2006年12月

2006年12月13日

不敬とならざるをえない支持者たち

 教育基本法改正案と防衛省昇格法案が採決されようとしている。この間のマスコミ報道はお粗末の一言である。「防衛省」法案が衆議院をまさに通過しようとしている前夜の報道ステーションでは、阪神・井川の落札が多くの時間を割いてトップで報道されていた。「防衛省」法案については、3番目ぐらいに「こういう法案が我々の知らない間にスーッと通ってしまうのでしょうか」というような短いコメントともに伝えられただけだった。
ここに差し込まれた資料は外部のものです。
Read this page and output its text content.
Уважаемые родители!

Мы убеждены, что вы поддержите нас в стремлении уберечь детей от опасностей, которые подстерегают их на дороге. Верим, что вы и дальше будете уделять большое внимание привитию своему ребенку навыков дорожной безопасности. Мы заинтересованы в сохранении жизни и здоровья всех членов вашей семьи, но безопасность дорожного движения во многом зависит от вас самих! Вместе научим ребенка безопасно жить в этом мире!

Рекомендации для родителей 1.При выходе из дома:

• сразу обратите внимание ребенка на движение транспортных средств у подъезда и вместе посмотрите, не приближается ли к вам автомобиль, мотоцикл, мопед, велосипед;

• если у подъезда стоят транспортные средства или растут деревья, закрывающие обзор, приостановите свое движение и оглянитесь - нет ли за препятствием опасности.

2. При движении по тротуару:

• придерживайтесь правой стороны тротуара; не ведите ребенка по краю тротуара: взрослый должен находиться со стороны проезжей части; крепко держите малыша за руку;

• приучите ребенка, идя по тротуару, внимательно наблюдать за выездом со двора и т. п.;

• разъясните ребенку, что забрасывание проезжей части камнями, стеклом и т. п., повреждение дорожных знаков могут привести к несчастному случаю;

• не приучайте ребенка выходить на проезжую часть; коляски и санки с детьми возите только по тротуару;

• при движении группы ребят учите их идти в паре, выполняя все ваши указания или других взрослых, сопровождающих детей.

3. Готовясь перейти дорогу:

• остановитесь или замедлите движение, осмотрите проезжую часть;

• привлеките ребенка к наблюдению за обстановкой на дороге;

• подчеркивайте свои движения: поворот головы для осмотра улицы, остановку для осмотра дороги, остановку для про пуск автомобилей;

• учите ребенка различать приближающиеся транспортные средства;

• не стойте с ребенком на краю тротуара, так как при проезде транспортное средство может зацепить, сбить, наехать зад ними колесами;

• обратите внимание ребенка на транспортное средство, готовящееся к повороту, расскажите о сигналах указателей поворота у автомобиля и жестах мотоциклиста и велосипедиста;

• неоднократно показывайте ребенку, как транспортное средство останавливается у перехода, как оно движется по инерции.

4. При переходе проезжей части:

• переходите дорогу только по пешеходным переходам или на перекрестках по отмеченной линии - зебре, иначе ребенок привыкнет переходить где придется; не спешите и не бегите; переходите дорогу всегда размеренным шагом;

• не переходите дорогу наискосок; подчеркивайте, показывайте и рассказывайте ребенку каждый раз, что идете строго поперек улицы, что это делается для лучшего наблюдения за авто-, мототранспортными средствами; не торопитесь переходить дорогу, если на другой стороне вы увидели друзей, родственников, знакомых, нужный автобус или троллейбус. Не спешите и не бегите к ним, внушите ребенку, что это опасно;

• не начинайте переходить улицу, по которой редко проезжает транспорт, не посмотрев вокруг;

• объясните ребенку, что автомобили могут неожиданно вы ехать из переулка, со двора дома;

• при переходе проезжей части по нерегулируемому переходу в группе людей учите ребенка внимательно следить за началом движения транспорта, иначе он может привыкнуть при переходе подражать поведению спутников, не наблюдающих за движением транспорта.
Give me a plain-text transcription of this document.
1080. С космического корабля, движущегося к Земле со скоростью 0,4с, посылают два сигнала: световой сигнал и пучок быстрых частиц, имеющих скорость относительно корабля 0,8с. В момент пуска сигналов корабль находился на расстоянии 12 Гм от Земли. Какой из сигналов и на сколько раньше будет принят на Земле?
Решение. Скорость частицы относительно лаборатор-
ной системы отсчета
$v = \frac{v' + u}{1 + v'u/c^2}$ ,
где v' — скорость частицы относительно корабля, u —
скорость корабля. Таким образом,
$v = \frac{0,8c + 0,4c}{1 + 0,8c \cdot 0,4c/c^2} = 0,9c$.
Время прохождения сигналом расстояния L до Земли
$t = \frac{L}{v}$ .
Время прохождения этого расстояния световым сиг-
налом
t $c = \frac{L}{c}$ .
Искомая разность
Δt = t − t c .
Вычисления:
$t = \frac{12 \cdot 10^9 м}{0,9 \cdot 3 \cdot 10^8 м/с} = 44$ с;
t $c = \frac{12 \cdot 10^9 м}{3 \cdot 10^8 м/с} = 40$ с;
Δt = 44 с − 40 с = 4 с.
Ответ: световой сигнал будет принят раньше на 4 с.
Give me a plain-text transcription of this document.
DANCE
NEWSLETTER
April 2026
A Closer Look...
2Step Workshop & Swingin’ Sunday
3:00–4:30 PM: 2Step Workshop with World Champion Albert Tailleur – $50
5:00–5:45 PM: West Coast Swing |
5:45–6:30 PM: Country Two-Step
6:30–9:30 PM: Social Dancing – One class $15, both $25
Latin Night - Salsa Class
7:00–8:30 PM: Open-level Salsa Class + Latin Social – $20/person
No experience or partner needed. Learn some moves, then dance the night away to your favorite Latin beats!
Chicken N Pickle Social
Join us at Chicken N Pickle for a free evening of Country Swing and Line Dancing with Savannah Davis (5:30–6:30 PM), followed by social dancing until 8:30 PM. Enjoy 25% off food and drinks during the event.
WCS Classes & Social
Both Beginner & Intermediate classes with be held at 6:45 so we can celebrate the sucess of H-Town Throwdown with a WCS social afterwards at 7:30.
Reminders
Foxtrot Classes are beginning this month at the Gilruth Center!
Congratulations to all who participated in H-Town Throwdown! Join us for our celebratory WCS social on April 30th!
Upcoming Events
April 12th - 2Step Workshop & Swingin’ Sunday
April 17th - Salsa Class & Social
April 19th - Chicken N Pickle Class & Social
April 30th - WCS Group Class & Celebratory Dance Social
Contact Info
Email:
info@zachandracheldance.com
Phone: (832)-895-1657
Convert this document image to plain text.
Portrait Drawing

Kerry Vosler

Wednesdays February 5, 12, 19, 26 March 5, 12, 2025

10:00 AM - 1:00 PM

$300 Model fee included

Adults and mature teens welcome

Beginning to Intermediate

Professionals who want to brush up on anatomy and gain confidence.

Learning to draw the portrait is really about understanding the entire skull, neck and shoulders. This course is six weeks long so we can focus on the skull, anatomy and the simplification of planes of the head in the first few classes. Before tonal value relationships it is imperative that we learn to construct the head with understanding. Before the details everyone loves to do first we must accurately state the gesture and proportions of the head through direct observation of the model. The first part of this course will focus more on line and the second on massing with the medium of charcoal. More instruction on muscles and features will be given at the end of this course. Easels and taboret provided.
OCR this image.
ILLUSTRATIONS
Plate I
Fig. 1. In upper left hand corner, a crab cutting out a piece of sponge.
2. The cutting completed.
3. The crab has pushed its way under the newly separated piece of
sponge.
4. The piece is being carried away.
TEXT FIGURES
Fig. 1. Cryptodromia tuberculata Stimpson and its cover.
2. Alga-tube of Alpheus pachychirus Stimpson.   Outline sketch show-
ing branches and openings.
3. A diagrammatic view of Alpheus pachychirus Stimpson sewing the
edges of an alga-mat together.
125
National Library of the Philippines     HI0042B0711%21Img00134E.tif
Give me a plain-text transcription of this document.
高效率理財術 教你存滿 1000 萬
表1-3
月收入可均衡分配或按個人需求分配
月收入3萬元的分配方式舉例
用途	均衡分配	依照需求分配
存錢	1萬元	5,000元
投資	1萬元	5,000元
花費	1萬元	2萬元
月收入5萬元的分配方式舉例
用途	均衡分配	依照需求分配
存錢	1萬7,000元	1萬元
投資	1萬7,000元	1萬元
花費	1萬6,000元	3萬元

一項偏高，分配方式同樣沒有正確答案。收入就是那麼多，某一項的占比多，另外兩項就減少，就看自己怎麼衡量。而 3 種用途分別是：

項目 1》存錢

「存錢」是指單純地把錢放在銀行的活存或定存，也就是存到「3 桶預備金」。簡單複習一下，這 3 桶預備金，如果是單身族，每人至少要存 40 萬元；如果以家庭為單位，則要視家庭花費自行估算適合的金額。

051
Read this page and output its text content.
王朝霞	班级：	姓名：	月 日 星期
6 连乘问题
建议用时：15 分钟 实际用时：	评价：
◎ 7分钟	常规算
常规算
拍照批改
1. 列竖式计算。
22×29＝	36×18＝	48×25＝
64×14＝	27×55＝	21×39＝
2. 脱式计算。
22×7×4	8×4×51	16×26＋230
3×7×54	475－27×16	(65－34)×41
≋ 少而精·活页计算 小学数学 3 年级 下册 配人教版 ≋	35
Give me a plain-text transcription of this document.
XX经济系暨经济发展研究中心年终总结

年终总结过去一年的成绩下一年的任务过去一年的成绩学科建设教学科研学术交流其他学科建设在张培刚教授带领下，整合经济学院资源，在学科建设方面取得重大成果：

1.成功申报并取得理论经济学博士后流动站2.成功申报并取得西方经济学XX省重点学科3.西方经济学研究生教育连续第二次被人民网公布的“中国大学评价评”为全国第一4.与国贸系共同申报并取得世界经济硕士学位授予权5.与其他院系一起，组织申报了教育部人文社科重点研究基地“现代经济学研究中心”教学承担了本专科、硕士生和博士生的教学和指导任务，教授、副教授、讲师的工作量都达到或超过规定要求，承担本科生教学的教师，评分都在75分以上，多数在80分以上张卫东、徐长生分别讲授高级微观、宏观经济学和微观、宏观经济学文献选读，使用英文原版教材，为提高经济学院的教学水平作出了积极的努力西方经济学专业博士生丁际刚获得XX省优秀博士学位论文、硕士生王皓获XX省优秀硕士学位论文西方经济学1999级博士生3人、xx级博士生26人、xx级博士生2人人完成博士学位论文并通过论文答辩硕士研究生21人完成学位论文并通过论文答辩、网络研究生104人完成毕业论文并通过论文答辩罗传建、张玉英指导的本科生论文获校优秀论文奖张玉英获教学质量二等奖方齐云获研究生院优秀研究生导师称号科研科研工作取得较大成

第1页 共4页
他人事のようなこの報道姿勢の背景には、哀れみの感情しかわかない。スーッと通してしまっているのは誰なのか。
 それにしても、「天皇制を支持する者は天皇を支持しない」という一見逆説的なことが、なぜかくもしばしば起こるのであろうか。国旗国歌について、現天皇に「強制のないように」と諌められても聞かない将棋指しとか、前天皇が「自分は行かない」といっていた神社に参拝に行くどこかの首相とかも然りである。
 しかし考えてみれば、これは逆説ではなく必然である。なぜならば、天皇制は制度という「モノ・コト」に属するものであり、一方天皇は「ヒト」であるからである。憲法では天皇は象徴(シンボル)とされているが、ヒトをシンボルとすることは無理がある。「○○のシンボル」のように、ヒトがシンボルとなれたとしても、大体においてそれはわずかの期間である。それはヒトが有機体で揺らぎを持つからである。そもそもシンボルとは、個人や家、会社などの有機体を、紋章などの揺らぎのない無機物に代理させて表したものであって、その逆ではない。
 「天皇制を支持する者は天皇を支持しない」という命題は、その支持する天皇制が旧憲法下のものであるか、新憲法下のものであるかは問わず普遍的である。新憲法における天皇制を支持する者はそもそも天皇は象徴にしか過ぎないと思っている。後継者問題に際して、不敬(?)にも「天皇は我々とは別なんだ。人権なんてないんだよ」と言い捨てた天皇制支持者がいるが、まさに典型である。人権は憲法以前の問題であるということがこうした人は分かっていない。
 旧憲法においても、天皇制と天皇との乖離は大きかった。「天皇制によって独裁を防止できる」という人がいるが、歴史を見ればむしろ逆で、天皇制を利用して独裁が行われてきた。
 いずれにせよ、私は天皇制を支持しないが、「強制のないように」という天皇の言葉は支持したい。教育基本法改変と防衛省昇格は支持しない。


biwako_strawbale at 01:14|PermalinkTrackBack(0)clip!抱懐 

2006年12月10日

コハクチョウ

コハクチョウ今年も家の前の琵琶湖にコハクチョウがやってきた。日によって違うけれど、今年は最高で13羽を数えた。
 それにしても12月はとても忙しい。NPOやら組合と名のつくものの理事や監事が6とか7とかある。月に1回程度の理事会でもこれだけ多いと結構負担であるし、12月は特に理事会のあとに忘年会もやりますなんていう案内が来るが、いちいち付き合っていたら体が持たない。
 地域では今年は自治会の副会長、子供会保護者代表もしている。来年度の総会準備やら、子供会のクリスマスの準備などが忙しい。もう少し生々しい話をすると、自治会として、自治会費の未納者に対する訴訟を年度内に起こすということで、年が明けるとさらに忙しくなるかもしれない。
 職場でも本来の仕事とは違う委員会とかワーキング・グループとかに入れられていて、多い日は4つぐらいの会議が入ると、それ以外の「本来」の仕事はもうできない。
 職業柄、原稿を書くことが多いが、締め切りはこの時期に集中する。年度内に発行しようと思うとどうしてもこの時期になるのだ。ちなみに既に締め切りを過ぎているものが1本、年末が締め切りだけれど1行もかけていないものが1本、さらに、1月末を締め切りとするものがもう1本ある。教育基本法が改悪され、防衛庁が防衛省になろうとしていて、いろいろ書きたいこともあるのだけれど、それもままならない。
 時には渡り鳥になって、南の暖かいところで冬をやり過ごしてみたいが、残念ながら僕には羽がない。